The moment of truth.
With the press of a button Mas Amedda’s horned head floated above his datapad.
“Answers, Director. NOW!”
Krennic dove into his explanation immediately. It was an explanation he had memorized, but its organic delivery was powered by the physical pain in his shoulder, by the adrenaline that caused the datapad to shake in his hand, and the sweat and dirt on his face.
He recounted his warning a month earlier that something like this could happen. He reminded Amedda of Tarkin’s flippant response. He lamented at the great loss of his creation. The Death Star, his achievement, gone! It was outrageous! A tragedy!
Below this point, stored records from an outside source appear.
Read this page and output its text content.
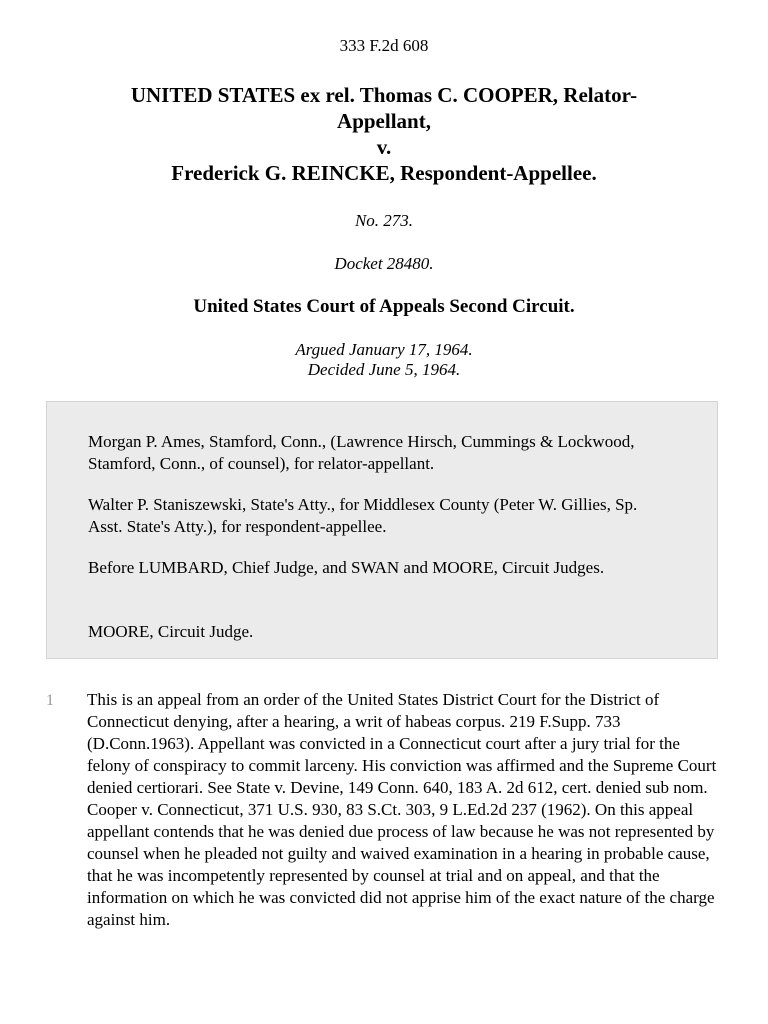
333 F.2d 608
UNITED STATES ex rel. Thomas C. COOPER, Relator-
Appellant,
v.
Frederick G. REINCKE, Respondent-Appellee.
No. 273.
Docket 28480.
United States Court of Appeals Second Circuit.
Argued January 17, 1964.
Decided June 5, 1964.

Morgan P. Ames, Stamford, Conn., (Lawrence Hirsch, Cummings & Lockwood, Stamford, Conn., of counsel), for relator-appellant.

Walter P. Staniszewski, State's Atty., for Middlesex County (Peter W. Gillies, Sp. Asst. State's Atty.), for respondent-appellee.

Before LUMBARD, Chief Judge, and SWAN and MOORE, Circuit Judges.

MOORE, Circuit Judge.

1 This is an appeal from an order of the United States District Court for the District of Connecticut denying, after a hearing, a writ of habeas corpus. 219 F.Supp. 733 (D.Conn.1963). Appellant was convicted in a Connecticut court after a jury trial for the felony of conspiracy to commit larceny. His conviction was affirmed and the Supreme Court denied certiorari. See State v. Devine, 149 Conn. 640, 183 A. 2d 612, cert. denied sub nom. Cooper v. Connecticut, 371 U.S. 930, 83 S.Ct. 303, 9 L.Ed.2d 237 (1962). On this appeal appellant contends that he was denied due process of law because he was not represented by counsel when he pleaded not guilty and waived examination in a hearing in probable cause, that he was incompetently represented by counsel at trial and on appeal, and that the information on which he was convicted did not apprise him of the exact nature of the charge against him.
In truth, Krennic did feel true grief as he spoke to Amedda, but he also had to be mindful not to let that self-satisfied smirk seep to the surface of his devastated face.
Amedda was quiet after Krennic was done.
Then he nodded his huge, horned head.
“Agreed. Tarkin has always been a bit of a maverick when it came to following orders of underlings. It lead to his downfall, of course.”
Krennic refused to be rankled by being considered an “underling” to the governor, but…then again…Tarkin was dead and Krennic was not. His days of being an underling were over.
“You will come to Coruscant immediately,” the grand vizier directed. “Gather your data and whatever reports you can. The Emperor wishes to speak to you about his back-up plan and the future of your position in the Empire. There will be no more incidences like this, Director. It will be your head next time.”
Krennic bit the inside of his lip to keep himself from smiling. He grimaced in pain instead. “As…as you wish. I will come straight away.”
“See a medic first,” Amedda said, with irritation. “I will not have you passing out in front of the Emperor.”
“Yes, yes of course. Thank you, sir.”
Amedda’s face vanished. Krennic sank back into his chair and grabbed a small first aid kit attached to the back of the pilot’s seat.
“What’s your name, pilot?” He asked as he began to root around for a stimpack and bacta gel.
“Captain Sinj, sir.” The pilot said, who was bringing them into open space, dodging Death Star debris instead of rebel fighters.
“Well, Sinj. If you get us out of here alive, you will be the personal pilot of the next grand moff of the Empire.”
“Yes, sir! If you don’t mind my asking. Who will that be?”
Krennic finally allowed his wolfish smile to shine through.